En s’appuyant sur ces aspects de l’attractivité, on constate une reconnaissance croissante des stratégies de l’image de marque de l’employeur dans les fonctions publiques des pays membres de l’OCDE. En 2016, 14 pays membres ne disposaient d’aucune stratégie d’image de marque de l’employeur ni d’aucun plan d’action, alors qu’en 2020, seuls cinq pays ont indiqué que c’était encore le cas (graphique 4.5). Pour le reste, la stratégie de l’image de marque de l’employeur est le plus souvent laissée aux organisations individuelles ou fait partie d’une stratégie à l’échelle de l’administration.

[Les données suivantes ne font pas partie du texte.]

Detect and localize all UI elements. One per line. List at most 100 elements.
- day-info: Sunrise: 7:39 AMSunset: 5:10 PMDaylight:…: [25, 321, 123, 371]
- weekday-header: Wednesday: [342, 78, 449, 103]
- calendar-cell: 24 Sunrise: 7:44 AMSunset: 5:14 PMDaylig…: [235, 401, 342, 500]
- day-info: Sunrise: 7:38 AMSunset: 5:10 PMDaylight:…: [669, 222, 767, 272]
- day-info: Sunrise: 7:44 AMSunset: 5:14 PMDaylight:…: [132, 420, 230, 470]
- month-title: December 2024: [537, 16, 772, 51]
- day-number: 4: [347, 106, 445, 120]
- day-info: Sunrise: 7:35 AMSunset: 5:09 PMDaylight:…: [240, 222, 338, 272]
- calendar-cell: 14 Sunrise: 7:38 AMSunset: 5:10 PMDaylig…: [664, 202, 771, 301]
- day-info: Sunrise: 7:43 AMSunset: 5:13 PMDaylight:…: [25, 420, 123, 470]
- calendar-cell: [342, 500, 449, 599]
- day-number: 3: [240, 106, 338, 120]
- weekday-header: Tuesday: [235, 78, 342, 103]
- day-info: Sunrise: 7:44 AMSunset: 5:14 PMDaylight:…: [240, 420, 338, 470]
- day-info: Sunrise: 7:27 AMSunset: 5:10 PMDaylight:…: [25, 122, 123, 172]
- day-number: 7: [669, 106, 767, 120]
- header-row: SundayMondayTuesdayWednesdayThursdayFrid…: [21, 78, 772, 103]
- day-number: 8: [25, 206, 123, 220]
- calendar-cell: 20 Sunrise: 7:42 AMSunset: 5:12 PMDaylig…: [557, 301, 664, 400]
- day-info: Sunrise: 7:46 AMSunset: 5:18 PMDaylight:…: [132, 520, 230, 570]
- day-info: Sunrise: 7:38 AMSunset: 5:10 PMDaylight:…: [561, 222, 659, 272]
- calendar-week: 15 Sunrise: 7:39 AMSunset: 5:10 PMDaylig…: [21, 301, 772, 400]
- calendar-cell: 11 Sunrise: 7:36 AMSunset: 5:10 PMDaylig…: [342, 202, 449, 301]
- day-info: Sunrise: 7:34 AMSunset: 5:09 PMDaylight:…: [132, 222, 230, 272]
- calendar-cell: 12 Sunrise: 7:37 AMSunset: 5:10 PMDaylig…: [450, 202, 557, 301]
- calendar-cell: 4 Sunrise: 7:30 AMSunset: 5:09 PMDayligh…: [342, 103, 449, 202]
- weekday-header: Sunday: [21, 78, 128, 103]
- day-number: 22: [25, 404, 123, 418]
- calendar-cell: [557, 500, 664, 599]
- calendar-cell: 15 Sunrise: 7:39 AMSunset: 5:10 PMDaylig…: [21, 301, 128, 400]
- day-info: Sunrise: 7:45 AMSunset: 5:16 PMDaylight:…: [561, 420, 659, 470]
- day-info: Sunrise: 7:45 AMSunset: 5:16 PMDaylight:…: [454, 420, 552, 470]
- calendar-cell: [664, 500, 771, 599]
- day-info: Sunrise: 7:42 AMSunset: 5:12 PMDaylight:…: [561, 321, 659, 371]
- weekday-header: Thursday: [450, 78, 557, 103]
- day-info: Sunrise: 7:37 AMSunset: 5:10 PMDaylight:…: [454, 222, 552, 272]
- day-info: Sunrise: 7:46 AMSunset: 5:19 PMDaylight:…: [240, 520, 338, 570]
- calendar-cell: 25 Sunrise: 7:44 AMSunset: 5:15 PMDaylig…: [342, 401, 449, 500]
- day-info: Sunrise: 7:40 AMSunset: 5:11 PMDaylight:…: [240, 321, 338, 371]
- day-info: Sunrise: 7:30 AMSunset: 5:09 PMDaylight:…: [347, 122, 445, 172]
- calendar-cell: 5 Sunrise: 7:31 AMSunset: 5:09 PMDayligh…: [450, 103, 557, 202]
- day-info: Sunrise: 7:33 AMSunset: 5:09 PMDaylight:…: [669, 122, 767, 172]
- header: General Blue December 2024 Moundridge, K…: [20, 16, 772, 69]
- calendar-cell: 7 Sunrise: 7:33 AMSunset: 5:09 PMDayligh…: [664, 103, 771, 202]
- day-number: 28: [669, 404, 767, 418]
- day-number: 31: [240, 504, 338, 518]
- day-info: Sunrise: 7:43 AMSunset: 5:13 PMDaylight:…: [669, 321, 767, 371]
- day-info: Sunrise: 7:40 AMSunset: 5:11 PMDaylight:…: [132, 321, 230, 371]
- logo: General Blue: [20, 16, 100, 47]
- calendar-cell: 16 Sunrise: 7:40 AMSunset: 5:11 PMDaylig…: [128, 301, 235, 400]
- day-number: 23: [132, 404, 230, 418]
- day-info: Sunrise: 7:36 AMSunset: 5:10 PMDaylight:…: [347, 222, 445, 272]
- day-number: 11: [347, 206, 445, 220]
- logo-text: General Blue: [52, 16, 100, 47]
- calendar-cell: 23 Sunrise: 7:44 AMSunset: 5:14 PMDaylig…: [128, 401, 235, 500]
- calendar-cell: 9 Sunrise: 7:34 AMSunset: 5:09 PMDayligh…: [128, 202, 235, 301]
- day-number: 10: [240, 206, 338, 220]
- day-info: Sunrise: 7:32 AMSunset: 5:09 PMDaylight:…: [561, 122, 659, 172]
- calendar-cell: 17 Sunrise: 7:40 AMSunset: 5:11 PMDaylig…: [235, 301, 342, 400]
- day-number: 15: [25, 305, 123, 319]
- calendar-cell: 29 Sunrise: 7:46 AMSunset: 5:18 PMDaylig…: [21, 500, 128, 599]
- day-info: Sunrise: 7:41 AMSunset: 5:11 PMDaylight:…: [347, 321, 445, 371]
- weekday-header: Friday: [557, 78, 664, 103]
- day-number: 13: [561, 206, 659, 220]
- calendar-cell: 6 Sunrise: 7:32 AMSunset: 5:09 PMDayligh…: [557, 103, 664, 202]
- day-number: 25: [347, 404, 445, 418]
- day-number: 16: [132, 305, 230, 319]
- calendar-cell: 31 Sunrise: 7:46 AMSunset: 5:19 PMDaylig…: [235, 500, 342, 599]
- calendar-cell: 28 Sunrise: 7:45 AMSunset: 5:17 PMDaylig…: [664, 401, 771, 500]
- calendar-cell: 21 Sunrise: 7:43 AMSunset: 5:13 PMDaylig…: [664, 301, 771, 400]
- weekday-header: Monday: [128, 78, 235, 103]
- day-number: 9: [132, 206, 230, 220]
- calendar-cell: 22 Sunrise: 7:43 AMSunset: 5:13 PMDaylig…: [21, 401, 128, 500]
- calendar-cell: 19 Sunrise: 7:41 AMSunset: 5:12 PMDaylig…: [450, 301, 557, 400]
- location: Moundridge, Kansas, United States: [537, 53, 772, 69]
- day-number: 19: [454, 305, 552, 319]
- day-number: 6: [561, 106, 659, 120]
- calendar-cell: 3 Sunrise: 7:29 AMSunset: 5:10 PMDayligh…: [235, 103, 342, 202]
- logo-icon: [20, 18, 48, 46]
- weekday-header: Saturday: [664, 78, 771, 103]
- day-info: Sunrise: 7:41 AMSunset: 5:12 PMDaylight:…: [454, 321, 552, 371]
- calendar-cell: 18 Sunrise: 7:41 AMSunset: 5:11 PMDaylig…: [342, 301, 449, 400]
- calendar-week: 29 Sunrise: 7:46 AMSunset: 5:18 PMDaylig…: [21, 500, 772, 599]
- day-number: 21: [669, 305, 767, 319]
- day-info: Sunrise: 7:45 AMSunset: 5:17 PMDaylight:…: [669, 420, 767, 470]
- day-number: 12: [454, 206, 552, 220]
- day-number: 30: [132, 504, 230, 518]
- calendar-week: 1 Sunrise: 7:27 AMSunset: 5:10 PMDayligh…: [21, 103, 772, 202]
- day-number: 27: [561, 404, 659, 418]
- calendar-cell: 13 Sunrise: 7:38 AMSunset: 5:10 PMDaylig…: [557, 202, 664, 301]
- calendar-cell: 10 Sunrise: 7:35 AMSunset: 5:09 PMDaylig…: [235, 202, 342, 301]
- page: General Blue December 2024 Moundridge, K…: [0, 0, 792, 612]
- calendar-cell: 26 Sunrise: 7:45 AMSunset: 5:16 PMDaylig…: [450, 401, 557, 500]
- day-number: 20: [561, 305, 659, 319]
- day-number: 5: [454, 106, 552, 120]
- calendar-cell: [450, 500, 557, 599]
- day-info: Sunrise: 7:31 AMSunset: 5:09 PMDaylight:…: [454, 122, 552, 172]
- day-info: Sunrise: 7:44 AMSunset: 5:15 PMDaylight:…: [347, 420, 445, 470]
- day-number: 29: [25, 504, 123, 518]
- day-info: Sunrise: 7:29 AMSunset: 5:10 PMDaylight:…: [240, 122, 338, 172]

Une marque employeur forte est un élément important pour convaincre les potentiels candidats de postuler. Cela peut être particulièrement vrai en ce qui concerne le recrutement de jeunes candidats, qui postulent généralement à divers endroits en même temps. Des marques employeur cohérentes et bien utilisées, qui promeuvent les valeurs de la fonction publique, peuvent également contribuer à une meilleure adéquation personne-organisation en indiquant clairement les valeurs que le poste et l’organisation épousent et en améliorant l’autosélection des candidats (Kim, 2012[9]). Compte tenu de la nécessité de combler les lacunes en matière de compétences, l’image de marque de l’employeur peut aider les recruteurs à attirer les personnes souhaitées. De nombreuses administrations publiques fournissent des guides et des outils de communication sur l’image de marque de l’employeur pour aider les ministères de tutelle à adapter leurs messages tout en maintenant une cohérence globale.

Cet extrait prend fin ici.